The issues in the Red Sea and ships being attacked continue to re-direct many vessels away from the Suez Canal to take longer journeys around the Cape of Good Hope. This combined with ships in the gray market transporting Russian oil have led to a tight market for oil tankers. All this is keeping spot rates high.
FRO is clearly benefiting from current market dynamics, given its spot rate exposure. The company has also smartly bought some newer ships, while selling some of its oldest vessels.
The industry order book for VLCCs is minimal and manageable for Suezmaxes, although LR2 vessels could come under pressure as the overall size of the fleet will rise by over 20% this year. However, LR2 vessels are a smaller part of FRO's overall business.
Valuation
FRO trades at 6.5x the 2024 EBITDA of $1.29 billion.
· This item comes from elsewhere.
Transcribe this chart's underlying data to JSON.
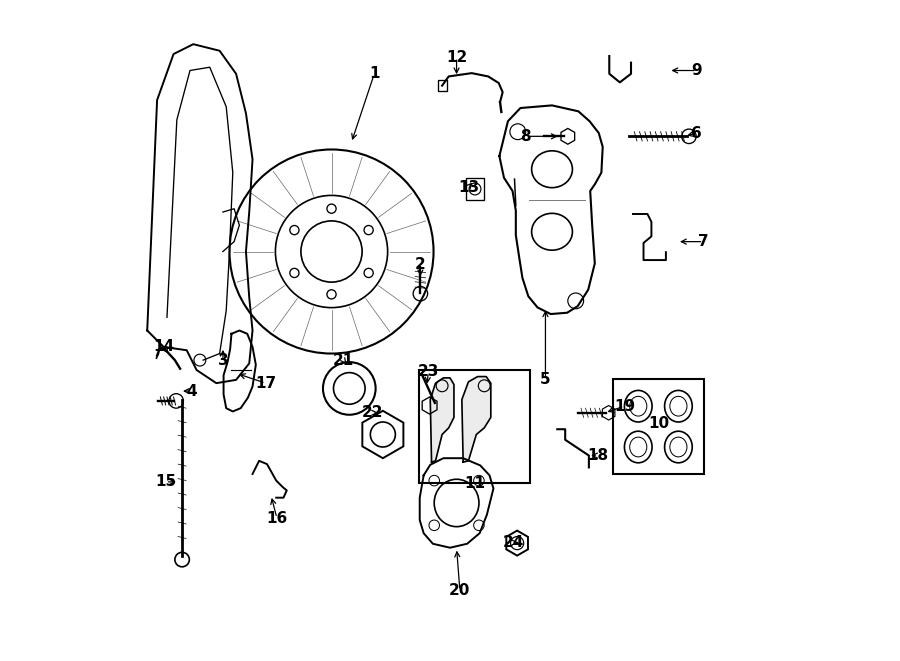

Based on 2025 EBITDA, it trades at 6.0x the $1.39 billion estimate.
On a PE basis, it trades at 7.4x EPS estimates of $3.31. Based on the 2025 consensus for EPS of $3.88, it trades at 6.1x.
FRO stock trades towards the higher end of other marine shipping companies.
The price of 5-year-old VLCCs has been on the rise, with Clarkson now valuing them at around $111 million. Second-hand Suezmaxes are cheaper, valued at about $85 million, and Aframaxes are at around $70 million or more. That would value its fleet at about $19.50 per share, considering its recent sales and the $504.4 million it drew on its facility to add the vessels in January and the $100 million it needs to pay for the last vessel.
This is much higher than the $14 per share I last pegged the value of its fleet. This is in part due to higher vessel prices. However, the biggest difference it that company's debt went up much less than I anticipated from the acquisition.
Conclusion
FRO continues to operate in an attractive environment for tanker operators. This is likely to continue until the issues in the Red Sea clear up and vessels routes return more to normal. When that actually happens though is very uncertain.
At this time, investors can enjoy the ride with FRO. However, I do think there is a cap on where both vessel prices and the stock can go from here. As such, I continue to rate the stock a "Hold." My target range is between $20-24.
When looking at risk to the downside, lower spot rates, which could be caused by economic weakness or an improvement in the Red Sea, is one risk. In the past, a cure to high shipping rates has always been more ships, so over-ordering is another risk.
On the upside, any more global disputations to ocean-based shipping or an improvement in oil consumption could be a boost to the stock.